Tuesday, December 03, 2013
J EAN-LOUIS BAUDRY, THE APPARATUS: METAPSYCHOLOGICAL APPROACHES TO THE IMPRESSION OF REALITY IN CINEMA
Baudry’s theory seems the closest to my general preoccupation. I entered the world of film and photography through Deleuze with his Cinema I and II and through Fussler, two other interesting theoreticians. Baudry’s view on film goes deep in the structures of the unconsciousness liking film heavily on Freud’s and Lacan’s psychoanalysis. The similitudes between Plato’s cave and the cinema apparatus talk about the use of a metaphor here. The apparatus itself is considered to create a metaphorical relationship between places, namely between truth and descriptions or illusions.
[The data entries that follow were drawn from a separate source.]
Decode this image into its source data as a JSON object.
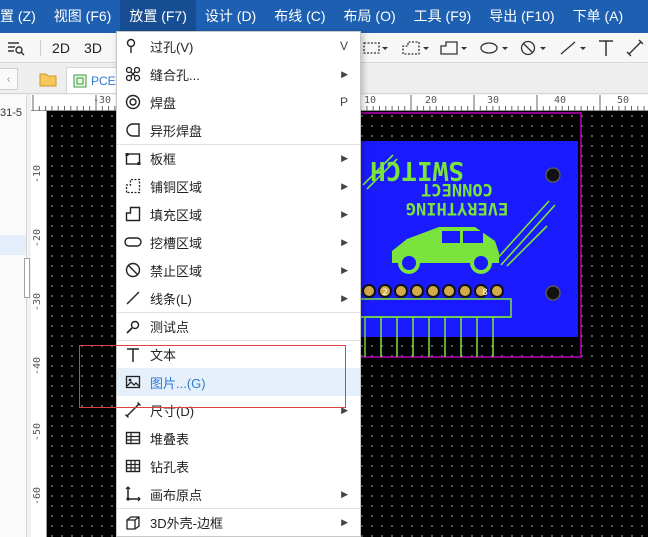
{
  "menubar": {
    "items": [
      {
        "label": "置 (Z)"
      },
      {
        "label": "视图 (F6)"
      },
      {
        "label": "放置 (F7)"
      },
      {
        "label": "设计 (D)"
      },
      {
        "label": "布线 (C)"
      },
      {
        "label": "布局 (O)"
      },
      {
        "label": "工具 (F9)"
      },
      {
        "label": "导出 (F10)"
      },
      {
        "label": "下单 (A)"
      }
    ]
  },
  "toolbar": {
    "btn_2d": "2D",
    "btn_3d": "3D"
  },
  "tabs": {
    "pcb_tab_label": "PCE",
    "side_fragment": "31-5"
  },
  "ruler": {
    "top": [
      "-30",
      "10",
      "20",
      "30",
      "40",
      "50"
    ],
    "left": [
      "-10",
      "-20",
      "-30",
      "-40",
      "-50",
      "-60"
    ]
  },
  "pcb": {
    "text_line1": "SWITCH",
    "text_line2": "CONNECT",
    "text_line3": "EVERYTHING",
    "pad_labels": [
      "2",
      "8"
    ],
    "colors": {
      "board": "#1a1aff",
      "silk": "#7be33d",
      "outline": "#c000c0",
      "background": "#000000"
    }
  },
  "dropdown": {
    "items": [
      {
        "label": "过孔(V)",
        "shortcut": "V",
        "icon": "via-icon"
      },
      {
        "label": "缝合孔...",
        "submenu": true,
        "icon": "stitching-via-icon"
      },
      {
        "label": "焊盘",
        "shortcut": "P",
        "icon": "pad-icon"
      },
      {
        "label": "异形焊盘",
        "icon": "custom-pad-icon"
      },
      {
        "label": "板框",
        "submenu": true,
        "icon": "board-outline-icon"
      },
      {
        "label": "铺铜区域",
        "submenu": true,
        "icon": "copper-area-icon"
      },
      {
        "label": "填充区域",
        "submenu": true,
        "icon": "fill-area-icon"
      },
      {
        "label": "挖槽区域",
        "submenu": true,
        "icon": "slot-area-icon"
      },
      {
        "label": "禁止区域",
        "submenu": true,
        "icon": "keepout-area-icon"
      },
      {
        "label": "线条(L)",
        "submenu": true,
        "icon": "line-icon"
      },
      {
        "label": "测试点",
        "icon": "test-point-icon"
      },
      {
        "label": "文本",
        "icon": "text-icon"
      },
      {
        "label": "图片...(G)",
        "icon": "image-icon"
      },
      {
        "label": "尺寸(D)",
        "submenu": true,
        "icon": "dimension-icon"
      },
      {
        "label": "堆叠表",
        "icon": "stackup-table-icon"
      },
      {
        "label": "钻孔表",
        "icon": "drill-table-icon"
      },
      {
        "label": "画布原点",
        "submenu": true,
        "icon": "canvas-origin-icon"
      },
      {
        "label": "3D外壳-边框",
        "submenu": true,
        "icon": "3d-shell-icon"
      }
    ],
    "submenu_arrow": "▶",
    "highlighted_index": 12
  }
}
This represents a return to the real where the subject experiences the freudian rupture between conscious and unconscious. Freud does not mention cinema in his psychoanalysis but it is considered the only art that makes possible a succession of images rapid enough to almost correspond to our faculty of perception, which means that there might be a link between the cinematographic technique and our ability to produce mental images. Plato’s cave stands here for the symbol of our direct contact with the real. The cave is a sort of cavernous underground which entrance is open to the light. In this place the general feeling is one of imprisonment and blindness. The whole description of the cave represents an idealization of the reality produced in the meeting of darkness and light. Plato chooses to offer not the actual image of the things on the projection wall of the shadows, but rather a simulacrum. He is pushing the real back and offers figures of men and animals that are suggestive of the objects seen in a studio where film seems to realize the same movement, the same creation, because here too, the reality becomes rather its image, its copy or simulacrum. But the relationship with the reality seems to talk about a hidden desire the same way the dream opens another scene through regression. In other words there is a tendency in the subject to produce mimicry, the apparatus stands of a simulation of no other than himself. The unconscious scene where the subject is situated talks about this desire of being represented by a subject he is again unaware of.